As it is a "webdoc" you can expect a good interactive website like they did for Prison Valley (there's even an iphone app), a film about the prison industry in the U.S (not seen yet but it was praised as one of the major documentary of the year in Europe).

It should be a good watch. Not sure if you'll be able to see it from Argentina but as French jurist was putting it in a previous thread, Arte will be available on youtube in a couple of months.
 
So what is this?...A documentary of Argentina's recent misery past?...So the Europeans will feel good now that the crisis is knocking on their doors...

Always is nice to watch poor people and countries who are worse in the social and economic scale than ours, isn't it?...We are gratified to know in our subconscious mind and spirit that by just watching someone else's misery in the comfort of our air conditioned lounge room sipping scotch from a glass is giving us reassurance of the lucky we are to know that we still far away from that kind of situation and still much better than those poor bastards down there at the bottom of the world.

I didn't watch the full documentary yet but as soon it's available I will, I hope and I really hope that I'm wrong about all this and the opposite is the truth but by watching that little trailer I'm pretty sure I'm not.

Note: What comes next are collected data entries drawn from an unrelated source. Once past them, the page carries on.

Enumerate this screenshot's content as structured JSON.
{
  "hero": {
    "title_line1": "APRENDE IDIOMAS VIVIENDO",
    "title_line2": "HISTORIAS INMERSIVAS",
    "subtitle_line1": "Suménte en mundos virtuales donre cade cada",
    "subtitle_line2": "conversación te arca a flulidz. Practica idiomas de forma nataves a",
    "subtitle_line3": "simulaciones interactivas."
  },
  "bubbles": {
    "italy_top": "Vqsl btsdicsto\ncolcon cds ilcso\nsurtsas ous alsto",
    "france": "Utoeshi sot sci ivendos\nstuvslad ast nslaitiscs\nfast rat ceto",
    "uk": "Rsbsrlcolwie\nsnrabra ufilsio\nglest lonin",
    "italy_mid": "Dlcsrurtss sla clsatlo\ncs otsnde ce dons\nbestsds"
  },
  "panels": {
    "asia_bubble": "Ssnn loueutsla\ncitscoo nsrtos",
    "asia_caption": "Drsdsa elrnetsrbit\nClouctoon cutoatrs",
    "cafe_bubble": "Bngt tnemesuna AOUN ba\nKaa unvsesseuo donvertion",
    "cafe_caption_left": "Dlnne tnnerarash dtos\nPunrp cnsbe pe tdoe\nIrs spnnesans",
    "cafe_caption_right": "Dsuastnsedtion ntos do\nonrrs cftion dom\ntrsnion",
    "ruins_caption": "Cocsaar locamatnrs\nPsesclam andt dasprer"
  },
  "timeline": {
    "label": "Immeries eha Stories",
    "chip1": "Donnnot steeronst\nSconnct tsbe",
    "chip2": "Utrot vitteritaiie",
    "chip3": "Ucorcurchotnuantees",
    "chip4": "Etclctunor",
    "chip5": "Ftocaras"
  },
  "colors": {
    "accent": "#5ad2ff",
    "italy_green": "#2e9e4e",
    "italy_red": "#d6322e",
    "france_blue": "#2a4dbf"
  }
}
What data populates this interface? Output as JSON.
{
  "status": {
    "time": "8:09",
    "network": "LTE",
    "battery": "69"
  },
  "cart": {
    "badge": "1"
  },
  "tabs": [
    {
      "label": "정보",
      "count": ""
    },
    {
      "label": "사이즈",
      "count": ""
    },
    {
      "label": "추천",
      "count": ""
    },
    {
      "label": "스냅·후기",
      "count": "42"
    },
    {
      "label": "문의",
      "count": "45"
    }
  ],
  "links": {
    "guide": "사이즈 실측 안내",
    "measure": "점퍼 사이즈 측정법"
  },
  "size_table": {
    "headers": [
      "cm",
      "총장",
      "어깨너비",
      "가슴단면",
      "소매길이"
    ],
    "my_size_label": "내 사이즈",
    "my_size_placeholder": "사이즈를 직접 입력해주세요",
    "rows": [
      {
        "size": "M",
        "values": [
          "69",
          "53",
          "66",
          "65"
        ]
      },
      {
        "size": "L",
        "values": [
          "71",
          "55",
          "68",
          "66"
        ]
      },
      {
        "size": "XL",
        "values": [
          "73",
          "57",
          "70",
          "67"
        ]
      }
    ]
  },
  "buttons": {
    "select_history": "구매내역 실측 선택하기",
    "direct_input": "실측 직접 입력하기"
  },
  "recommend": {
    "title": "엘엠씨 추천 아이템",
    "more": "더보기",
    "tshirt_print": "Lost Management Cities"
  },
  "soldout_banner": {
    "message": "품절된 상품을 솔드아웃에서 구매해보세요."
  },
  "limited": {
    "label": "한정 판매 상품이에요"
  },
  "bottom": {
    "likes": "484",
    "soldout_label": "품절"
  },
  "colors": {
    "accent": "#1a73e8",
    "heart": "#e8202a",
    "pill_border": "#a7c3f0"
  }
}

BTW Who the hell is this David Gormezano apart of be of Jewish extraction and living for five years in Argentina (2003-2008)? Who pays him off to do this kind of rubbish..
 
I have read that the manufactured Argentine crisis of the year 2000 was a sociological experiment to see the effects of a rapid devaluation of a national currency on a European society .

They are planning similar mass devaluations of fiat currencies very soon modelling them on the Argentine devaluation which is now being mass marketed in all these patronising documentaries on the Fall of Argentina .
 
Lucas said:
I didn't watch the full documentary yet but as soon it's available I will, I hope and I really hope that I'm wrong about all this and the opposite is the truth but by watching that little trailer I'm pretty sure I'm not.

BTW Who the hell is this David Gormezano apart of be of Jewish extraction and living for five years in Argentina (2003-2008)? Who pays him off to do this kind of rubbish..

I can't see your point here. Only because you shoot a documentary on poor people it's suppose to be some rubbish to make the well-off feel confortable? What seems interesting in this documentary is that it intends to show how badly a country is hurt in the long run after a crisis and how it affects the lives of many even when a strong growth rate is back. For instance, it could make people understand that new forms of poverty in Europe or the US are probably here to stay.

When we note that financial institutions often suffer from crisis on a short term basis while the impact on poverty is a long term syndrome I think there's a real socioeconomic interest in studying misery.

BTW: What's the point in mentioning that the director is from "Jewish extraction"??? And what do you mean "who the hell is he"? He seems to be an experienced reporter and was a correspondant for European media for 5 years in Buenos Aires. Why wouldn't he be qualified for the job?